Freeman also would let Beijing annex democratic Taiwan. "My own view is that reunification would be very beneficial for all concerned," he told China's official state organ, the People's Daily. "It would remove the only potential cause of conflict between the U.S. and China."
That's his new boss's attitude, too. Blair once called Taiwan the "turd in the punch bowl" of U.S.-China relations.
"China's proposal for reunification would leave Taiwan's armed forces intact and continue to make them, rather than the People's Liberation Army, primarily responsible for Taiwan's defense," Freeman said. "The PLA would not garrison Taiwan.
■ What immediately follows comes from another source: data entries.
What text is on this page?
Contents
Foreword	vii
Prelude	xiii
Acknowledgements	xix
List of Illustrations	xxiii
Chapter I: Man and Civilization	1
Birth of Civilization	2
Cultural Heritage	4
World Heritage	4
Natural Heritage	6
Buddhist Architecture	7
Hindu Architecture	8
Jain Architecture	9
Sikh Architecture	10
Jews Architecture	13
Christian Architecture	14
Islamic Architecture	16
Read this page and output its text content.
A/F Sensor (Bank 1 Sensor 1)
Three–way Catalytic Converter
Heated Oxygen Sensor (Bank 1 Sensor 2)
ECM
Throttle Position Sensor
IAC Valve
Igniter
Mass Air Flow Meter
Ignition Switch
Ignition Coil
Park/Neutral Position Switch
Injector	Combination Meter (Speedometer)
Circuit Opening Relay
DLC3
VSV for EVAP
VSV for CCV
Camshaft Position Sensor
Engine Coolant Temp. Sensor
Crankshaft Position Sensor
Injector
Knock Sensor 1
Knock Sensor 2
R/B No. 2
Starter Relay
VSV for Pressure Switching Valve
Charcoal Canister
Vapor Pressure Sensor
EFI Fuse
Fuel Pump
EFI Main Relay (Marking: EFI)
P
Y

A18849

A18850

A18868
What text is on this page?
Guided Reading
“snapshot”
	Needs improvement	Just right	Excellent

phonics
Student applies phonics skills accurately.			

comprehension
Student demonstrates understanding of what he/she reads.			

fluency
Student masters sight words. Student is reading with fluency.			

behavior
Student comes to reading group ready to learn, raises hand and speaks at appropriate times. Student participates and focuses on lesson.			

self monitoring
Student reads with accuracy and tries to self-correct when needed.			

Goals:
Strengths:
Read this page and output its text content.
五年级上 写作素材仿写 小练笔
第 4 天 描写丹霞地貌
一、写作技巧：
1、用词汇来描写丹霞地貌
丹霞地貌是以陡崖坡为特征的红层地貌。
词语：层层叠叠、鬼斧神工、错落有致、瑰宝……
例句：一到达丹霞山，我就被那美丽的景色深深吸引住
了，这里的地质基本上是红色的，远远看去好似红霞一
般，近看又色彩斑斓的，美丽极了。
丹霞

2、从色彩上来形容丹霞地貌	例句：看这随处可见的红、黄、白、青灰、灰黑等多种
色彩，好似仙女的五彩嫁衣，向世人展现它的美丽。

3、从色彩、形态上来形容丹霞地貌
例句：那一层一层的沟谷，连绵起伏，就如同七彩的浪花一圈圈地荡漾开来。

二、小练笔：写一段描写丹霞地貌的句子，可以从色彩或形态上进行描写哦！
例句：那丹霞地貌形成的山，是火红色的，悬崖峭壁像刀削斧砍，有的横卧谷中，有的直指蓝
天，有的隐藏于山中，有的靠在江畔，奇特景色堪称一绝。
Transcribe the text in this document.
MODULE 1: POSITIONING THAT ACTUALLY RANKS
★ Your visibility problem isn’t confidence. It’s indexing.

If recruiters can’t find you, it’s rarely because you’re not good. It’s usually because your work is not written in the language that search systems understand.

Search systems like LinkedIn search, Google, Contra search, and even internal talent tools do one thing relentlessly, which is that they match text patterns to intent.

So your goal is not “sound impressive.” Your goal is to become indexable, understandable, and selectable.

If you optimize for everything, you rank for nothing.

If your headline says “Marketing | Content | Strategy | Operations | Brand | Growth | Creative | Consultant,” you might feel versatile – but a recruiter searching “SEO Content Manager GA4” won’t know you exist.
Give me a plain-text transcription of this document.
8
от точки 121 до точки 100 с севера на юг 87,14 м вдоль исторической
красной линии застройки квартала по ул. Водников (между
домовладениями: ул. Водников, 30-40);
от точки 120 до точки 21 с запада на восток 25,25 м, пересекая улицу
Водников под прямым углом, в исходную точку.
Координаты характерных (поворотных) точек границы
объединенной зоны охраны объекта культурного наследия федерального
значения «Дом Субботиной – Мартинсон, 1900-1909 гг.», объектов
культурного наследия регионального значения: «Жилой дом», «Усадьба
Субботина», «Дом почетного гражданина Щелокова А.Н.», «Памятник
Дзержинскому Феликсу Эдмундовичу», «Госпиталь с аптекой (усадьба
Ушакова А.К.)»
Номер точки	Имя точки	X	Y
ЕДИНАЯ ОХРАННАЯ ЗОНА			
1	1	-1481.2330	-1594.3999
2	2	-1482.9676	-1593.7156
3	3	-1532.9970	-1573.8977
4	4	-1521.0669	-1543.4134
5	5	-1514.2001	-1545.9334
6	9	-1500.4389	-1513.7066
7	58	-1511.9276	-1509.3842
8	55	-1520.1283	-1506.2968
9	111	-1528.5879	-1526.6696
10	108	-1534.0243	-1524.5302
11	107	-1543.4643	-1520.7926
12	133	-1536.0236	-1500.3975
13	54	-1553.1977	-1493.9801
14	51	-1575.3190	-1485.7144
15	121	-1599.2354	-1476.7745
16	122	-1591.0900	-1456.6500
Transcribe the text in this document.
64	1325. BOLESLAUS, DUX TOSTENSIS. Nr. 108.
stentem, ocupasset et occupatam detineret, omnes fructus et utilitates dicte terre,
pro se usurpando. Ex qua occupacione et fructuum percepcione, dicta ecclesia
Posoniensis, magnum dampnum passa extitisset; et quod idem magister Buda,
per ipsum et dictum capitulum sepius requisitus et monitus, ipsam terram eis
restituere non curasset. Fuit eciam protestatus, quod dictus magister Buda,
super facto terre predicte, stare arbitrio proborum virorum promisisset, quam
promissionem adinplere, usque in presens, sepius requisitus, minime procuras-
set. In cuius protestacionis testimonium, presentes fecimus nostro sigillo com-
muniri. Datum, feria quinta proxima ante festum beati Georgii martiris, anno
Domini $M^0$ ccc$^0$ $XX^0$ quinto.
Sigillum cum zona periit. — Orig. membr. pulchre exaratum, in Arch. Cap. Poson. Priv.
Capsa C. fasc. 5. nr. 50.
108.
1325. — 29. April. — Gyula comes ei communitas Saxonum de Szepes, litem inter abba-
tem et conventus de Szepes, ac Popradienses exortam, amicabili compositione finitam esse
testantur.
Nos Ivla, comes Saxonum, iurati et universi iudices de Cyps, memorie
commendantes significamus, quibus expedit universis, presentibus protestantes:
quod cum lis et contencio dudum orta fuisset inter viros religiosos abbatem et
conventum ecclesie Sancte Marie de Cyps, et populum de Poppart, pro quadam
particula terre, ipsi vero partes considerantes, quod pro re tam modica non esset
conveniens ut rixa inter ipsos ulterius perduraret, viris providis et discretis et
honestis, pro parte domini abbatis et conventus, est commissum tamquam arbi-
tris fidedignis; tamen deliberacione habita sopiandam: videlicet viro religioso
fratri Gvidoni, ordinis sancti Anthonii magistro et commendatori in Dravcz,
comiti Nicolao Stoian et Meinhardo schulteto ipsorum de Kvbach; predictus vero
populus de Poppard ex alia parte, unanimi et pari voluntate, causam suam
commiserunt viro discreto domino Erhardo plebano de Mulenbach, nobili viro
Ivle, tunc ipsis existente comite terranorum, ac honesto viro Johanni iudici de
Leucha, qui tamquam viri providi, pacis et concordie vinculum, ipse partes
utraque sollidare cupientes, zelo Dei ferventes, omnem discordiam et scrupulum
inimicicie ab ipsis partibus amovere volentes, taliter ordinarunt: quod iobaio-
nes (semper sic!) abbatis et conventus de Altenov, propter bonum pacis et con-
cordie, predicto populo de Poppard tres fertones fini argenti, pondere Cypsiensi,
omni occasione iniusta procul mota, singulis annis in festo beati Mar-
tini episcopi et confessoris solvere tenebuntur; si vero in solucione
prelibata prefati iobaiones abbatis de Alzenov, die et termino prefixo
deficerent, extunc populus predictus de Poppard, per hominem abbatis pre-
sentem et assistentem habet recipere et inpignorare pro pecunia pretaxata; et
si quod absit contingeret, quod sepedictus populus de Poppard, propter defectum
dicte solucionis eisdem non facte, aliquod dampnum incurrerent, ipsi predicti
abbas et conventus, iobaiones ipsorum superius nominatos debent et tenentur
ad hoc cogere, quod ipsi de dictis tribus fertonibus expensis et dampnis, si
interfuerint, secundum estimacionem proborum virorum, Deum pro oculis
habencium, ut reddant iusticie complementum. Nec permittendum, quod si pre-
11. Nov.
"As I understand it," he added, "the Chinese proposal would allow Taiwan to continue to choose its own leaders through elections, and would not assign any government personnel to the island from the mainland. Taiwan's newly democratized political system would not be affected by reunification."
The Politburo could not have said it better. Truth is, the PLA has a stated goal of military and political hegemony in Asia. It's called the "Island Chain Strategy." Perhaps Freeman should read it.
Both Freeman and Blair want to return to the Clinton administration's Chinese "engagement" policy. Freeman served as Clinton's assistant secretary of defense for international security affairs before leaving to lobby for China.
It's no coincidence that a PLA general used him to deliver a thinly veiled threat to the White House over Taiwan, warning that the U.S. risks a Chinese nuclear strike if it intervenes in a conflict between China and Taiwan.
Freeman also apologized for Beijing's clumsy influence-buying during the 1996 Clinton-Gore campaign, arguing that it was simply trying to compete with the Taiwan lobby.
Blair says the country is fortunate to have Freeman contributing his "remarkable skills toward further strengthening the intelligence community's analytical process."
We're just not sure how pandering to foreign dictators is a worthy analytical skill.